An excerpt from a work in progress:
“Any interaction with a book is a type of intercourse: a ménage a trois between reader, writer, and work. The way literary theorists interact with a text is sadistic. They take pleasure in the pain of the text and, judging by the contortions of the prose, the pain of the reader. They enjoy forcing the text into painful, unnatural positions. They whip the words into a froth, goad the weakest points between the spines, and bind the sentences with odd implements. They bring in studs—Zizek, Deleuze, Foucault, Derrida—to screw and humiliate the text. Watching a literary critic have their way with a text is like watching a depiction of Marquis de Sade’s 120 Days of Sodom: moderately interesting to a curious adult, but mostly disgusting.”

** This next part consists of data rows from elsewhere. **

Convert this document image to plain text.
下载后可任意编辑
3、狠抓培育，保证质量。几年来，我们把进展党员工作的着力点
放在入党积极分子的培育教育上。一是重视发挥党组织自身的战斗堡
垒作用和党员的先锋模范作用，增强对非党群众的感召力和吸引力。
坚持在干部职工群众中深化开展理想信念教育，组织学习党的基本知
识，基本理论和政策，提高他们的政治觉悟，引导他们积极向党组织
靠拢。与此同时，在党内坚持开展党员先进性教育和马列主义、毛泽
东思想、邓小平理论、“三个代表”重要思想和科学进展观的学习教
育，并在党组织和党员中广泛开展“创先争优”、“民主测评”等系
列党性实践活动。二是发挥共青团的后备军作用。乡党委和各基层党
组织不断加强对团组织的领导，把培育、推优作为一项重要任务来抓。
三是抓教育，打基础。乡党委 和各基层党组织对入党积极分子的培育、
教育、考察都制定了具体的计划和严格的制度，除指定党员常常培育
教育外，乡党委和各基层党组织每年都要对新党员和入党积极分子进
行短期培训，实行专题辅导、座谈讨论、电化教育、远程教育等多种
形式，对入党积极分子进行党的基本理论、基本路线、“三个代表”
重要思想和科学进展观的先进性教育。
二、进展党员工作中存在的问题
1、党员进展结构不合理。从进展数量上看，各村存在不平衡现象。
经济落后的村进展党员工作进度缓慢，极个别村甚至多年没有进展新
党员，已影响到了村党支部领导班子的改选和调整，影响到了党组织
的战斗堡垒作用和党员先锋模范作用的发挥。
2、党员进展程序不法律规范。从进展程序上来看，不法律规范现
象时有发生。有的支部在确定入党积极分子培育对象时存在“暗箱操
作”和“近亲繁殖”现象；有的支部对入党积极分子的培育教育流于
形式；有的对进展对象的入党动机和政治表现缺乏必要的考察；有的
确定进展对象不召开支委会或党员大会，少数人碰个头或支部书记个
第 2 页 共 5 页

“The way a critic—and especially a critic who is a writer—has intercourse with a book is far different. The critic is an experienced lover, one genuinely interested in giving pleasure to the work. The lovemaking between critic and work is mutual, with the critic both respecting the curves and recesses of the work and mining it for her own needs. Unlike the theorist, who sees only the play within the cage of the page, the critic acknowledges the human being behind the work, their all-too-human influences and limitations, which makes interpretation of the work less mechanistic and more humanistic. The critic who is a writer also brings the knowledge of the craft—a tacit knowledge, an experiential knowledge—that shapes their remarks into dialogue rather than the from-on-high proclamations of the theorist. If the theorist’s relationship with books is 120 Days of Sodom, the critic’s relationship is Romeo and Juliet (the love, not the suicide). That’s not to say a critic cannot or should not bring pain in the form of criticism, only that pain is not a critic’s primary aim.”